Dass Obdachlosigkeit im Berliner Wahlkampf eine Rolle spielt, überrascht angesichts solcher Entwicklungen kaum. Auffällig ist eher, wer das Thema nun offenbar für sich entdeckt hat. Im Wahlprogramm der FDP heißt es: »Es darf keine Obdachlosigkeit geben.« Dafür setzen die Liberalen unter anderem auf Housing First. Die Idee: Eine eigene Wohnung steht nicht am Ende einer Reihe von Hilfemaßnahmen, sondern an deren Anfang. Erst von dort aus sollen weitere Probleme wie Sucht, Schulden oder psychische Erkrankungen angegangen werden.

Bei wohnungslosen Drogenkonsumierenden soll der Ansatz helfen, den »Kreislauf von Sucht und Obdachlosigkeit« zu durchbrechen. Konsumräume und Streetwork sollen ausgebaut, Wartezeiten auf Therapieplätze verkürzt und niedrigschwellige Angebote gestärkt werden. Doch die versprochene Hilfe hat Grenzen: Ausländische Obdachlose ohne Aufenthaltsrecht sollen nach Vorstellung der FDP konsequent abgeschoben werden.

Doch für Housing First braucht es vor allem eines: Wohnungen. Und damit führt der Weg direkt in den wohnungspolitischen Teil des FDP-Programms. Dort setzt die FDP vor allem auf eins: den freien Markt. Die Mietpreisbremse soll abgeschafft, die abgesenkte Kappungsgrenze zurückgenommen und der Milieuschutz beendet werden. Die Umwandlung von Miet- in Eigentumswohnungen will die FDP erleichtern, verpflichtende WBS-Quoten im Neubau, also Wohnungen, die mit einem Wohnberechtigungsschein gemietet werden können, lehnt sie ab.
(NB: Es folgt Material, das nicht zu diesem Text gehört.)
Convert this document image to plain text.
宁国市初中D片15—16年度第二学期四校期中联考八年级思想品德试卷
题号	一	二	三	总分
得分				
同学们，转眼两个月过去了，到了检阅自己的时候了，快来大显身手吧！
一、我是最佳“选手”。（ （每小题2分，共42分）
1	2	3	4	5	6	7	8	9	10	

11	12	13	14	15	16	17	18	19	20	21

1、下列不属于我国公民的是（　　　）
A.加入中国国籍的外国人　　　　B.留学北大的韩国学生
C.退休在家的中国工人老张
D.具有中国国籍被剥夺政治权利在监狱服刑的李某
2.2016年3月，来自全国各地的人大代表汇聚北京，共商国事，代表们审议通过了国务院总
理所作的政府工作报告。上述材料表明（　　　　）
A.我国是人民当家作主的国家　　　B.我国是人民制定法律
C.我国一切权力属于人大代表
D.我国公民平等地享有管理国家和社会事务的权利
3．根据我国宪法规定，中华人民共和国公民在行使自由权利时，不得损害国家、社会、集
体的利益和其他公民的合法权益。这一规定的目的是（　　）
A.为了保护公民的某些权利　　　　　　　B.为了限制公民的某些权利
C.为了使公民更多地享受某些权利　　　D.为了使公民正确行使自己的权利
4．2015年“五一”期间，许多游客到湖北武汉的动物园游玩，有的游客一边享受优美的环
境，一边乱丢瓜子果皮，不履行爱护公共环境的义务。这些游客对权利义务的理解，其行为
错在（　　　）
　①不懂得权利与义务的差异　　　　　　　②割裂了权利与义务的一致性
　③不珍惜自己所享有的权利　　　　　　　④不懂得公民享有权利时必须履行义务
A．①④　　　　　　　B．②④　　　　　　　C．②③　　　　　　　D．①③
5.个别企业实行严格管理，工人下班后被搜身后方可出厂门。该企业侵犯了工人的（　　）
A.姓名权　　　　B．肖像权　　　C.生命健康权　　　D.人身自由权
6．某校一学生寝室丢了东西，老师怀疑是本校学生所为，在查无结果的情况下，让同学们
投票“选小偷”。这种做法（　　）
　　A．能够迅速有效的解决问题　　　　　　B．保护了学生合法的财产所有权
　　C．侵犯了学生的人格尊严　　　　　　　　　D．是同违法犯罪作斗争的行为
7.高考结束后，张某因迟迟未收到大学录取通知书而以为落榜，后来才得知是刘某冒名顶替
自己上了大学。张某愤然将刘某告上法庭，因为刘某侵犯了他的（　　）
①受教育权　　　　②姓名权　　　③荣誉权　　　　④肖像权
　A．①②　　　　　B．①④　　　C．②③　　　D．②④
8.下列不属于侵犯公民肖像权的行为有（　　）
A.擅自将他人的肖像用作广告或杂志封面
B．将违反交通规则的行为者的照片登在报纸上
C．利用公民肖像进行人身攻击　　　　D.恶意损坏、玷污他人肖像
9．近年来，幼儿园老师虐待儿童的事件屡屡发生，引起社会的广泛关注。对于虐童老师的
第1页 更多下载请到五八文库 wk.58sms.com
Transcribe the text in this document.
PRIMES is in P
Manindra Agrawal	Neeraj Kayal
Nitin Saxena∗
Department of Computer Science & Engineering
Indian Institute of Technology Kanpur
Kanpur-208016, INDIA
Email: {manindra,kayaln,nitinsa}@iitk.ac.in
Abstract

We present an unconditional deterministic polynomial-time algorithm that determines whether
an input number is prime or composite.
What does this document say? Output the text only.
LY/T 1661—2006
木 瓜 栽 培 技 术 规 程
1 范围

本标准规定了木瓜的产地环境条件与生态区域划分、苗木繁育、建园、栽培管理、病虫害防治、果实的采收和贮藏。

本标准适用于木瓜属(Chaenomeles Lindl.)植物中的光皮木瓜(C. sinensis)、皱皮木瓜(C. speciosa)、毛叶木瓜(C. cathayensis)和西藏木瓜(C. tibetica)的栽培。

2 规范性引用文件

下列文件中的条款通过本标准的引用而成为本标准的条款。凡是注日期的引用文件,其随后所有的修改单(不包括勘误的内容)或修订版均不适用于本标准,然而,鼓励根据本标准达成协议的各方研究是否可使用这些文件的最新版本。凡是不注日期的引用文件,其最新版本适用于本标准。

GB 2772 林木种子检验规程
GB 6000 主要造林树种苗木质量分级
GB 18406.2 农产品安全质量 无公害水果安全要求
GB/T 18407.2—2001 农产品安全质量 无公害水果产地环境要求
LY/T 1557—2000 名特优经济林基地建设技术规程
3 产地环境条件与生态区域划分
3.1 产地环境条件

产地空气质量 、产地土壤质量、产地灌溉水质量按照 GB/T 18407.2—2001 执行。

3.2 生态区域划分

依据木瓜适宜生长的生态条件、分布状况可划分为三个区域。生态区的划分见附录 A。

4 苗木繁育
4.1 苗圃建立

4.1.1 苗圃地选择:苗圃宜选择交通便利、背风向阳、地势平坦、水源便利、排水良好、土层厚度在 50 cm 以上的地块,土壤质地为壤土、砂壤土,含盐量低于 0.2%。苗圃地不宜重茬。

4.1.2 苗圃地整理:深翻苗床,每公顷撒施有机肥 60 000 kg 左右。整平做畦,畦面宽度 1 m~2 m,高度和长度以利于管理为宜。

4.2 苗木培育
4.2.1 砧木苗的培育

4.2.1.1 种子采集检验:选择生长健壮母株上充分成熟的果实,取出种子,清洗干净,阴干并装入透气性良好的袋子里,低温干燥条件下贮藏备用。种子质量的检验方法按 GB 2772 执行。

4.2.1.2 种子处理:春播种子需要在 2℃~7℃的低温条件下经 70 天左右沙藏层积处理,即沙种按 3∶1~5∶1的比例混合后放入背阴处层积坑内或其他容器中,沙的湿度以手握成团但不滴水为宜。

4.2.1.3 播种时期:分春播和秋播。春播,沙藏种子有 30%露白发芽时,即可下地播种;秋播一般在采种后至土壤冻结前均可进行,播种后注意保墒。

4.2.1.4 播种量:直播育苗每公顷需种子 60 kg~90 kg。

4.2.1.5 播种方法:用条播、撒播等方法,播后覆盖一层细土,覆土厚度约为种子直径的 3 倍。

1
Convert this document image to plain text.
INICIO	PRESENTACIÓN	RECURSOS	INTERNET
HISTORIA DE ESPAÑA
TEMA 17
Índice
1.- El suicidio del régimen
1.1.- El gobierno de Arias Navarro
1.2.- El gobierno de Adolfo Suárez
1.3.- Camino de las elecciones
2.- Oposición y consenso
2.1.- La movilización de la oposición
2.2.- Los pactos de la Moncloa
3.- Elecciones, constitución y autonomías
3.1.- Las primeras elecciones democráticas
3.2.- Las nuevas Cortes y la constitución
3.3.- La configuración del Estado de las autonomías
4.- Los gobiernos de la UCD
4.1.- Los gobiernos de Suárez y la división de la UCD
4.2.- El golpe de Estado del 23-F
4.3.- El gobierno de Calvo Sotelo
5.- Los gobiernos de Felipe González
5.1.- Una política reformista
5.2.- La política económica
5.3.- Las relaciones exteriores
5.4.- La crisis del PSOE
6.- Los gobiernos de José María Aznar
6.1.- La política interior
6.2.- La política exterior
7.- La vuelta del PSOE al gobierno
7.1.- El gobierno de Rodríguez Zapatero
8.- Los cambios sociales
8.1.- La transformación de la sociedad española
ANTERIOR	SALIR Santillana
»Wohnungslosigkeit politisch produziert«

Für Katrin Schmidberger liegt genau hier ein Teil des Problems. »Eigentlich ist Wohnungslosigkeit politisch produziert«, sagt die wohnungspolitische Sprecherin der Grünen im Gespräch mit »nd«. Besonders große Sorgen bereitet Schmidberger die Situation von Menschen, deren tatsächliche Wohnkosten nicht vollständig übernommen werden. Viele zahlten bereits aus eigener Tasche drauf. »Irgendwann werden sie sich ja die Miete nicht mehr leisten können«, sagt sie. »Wo sollen die Leute denn alle hin?«

Für Schmidberger beginnt Wohnungslosenpolitik deshalb nicht erst auf der Straße. Statt allein auf »Bauen, Bauen, Bauen« zu setzen, müsse auch der bestehende Wohnraum bezahlbar bleiben. Größere private Eigentümer will sie verpflichten, einen Teil frei werdender Wohnungen an WBS-Berechtigte und auch an Wohnungslose zu vergeben. Beim bisherigen freiwilligen Modell ist für sie eine Grenze erreicht: »Die Zeit der Freiwilligkeit ist vorbei, die Lage ist zu ernst, die Wohnungsnot ist zu krass.«

»Meiner Meinung nach produziert die aktuelle Regierung Wohnungslosigkeit und lässt die Menschen komplett im Stich.«

Katrin Schmidberger Wohnungspolitische Sprecherin der Grünen

Der schwarz-roten Landesregierung wirft Schmidberger vor, zu wenig gegen Wohnungsverlust zu tun. »Meiner Meinung nach produziert die aktuelle Regierung Wohnungslosigkeit und lässt die Menschen komplett im Stich.« Als Beispiele nennt sie gestiegene Mieten bei landeseigenen und Sozialwohnungen, fehlende verpflichtende Sozialquoten und einen aus ihrer Sicht unzureichenden Schutz von Mieter*innen.

Damit stehen sich zwei unterschiedliche Antworten auf dieselbe Krise quasi diametral gegenüber. Die FDP will den Wohnungsmarkt stärker dem Markt überlassen und Menschen, die bereits wohnungslos sind, unter anderem über Housing First zurück in Wohnungen bringen. Schmidberger will stärker dort eingreifen, wo Menschen ihre Wohnungen verlieren oder keinen bezahlbaren Wohnraum mehr finden.

Am Hauptbahnhof versucht der Mitarbeiter immer noch herauszufinden, wie es mit dem Mann am Tisch weitergehen kann. Eine Wohnung allein wird seine Probleme nicht lösen. Ohne einen festen Ort zum Leben dürfte es aber schwer werden, die anderen überhaupt anzugehen.

Ob die FDP Obdachlosigkeit tatsächlich »in den Griff bekommen« kann, entscheidet sich wohl auch an der Frage, wie viele Wohnungen dafür zur Verfügung stehen sollen und wo diese herkommen – die Antwort auf diese Frage bleibt das FDP-Wahlprogramm allerdings schuldig.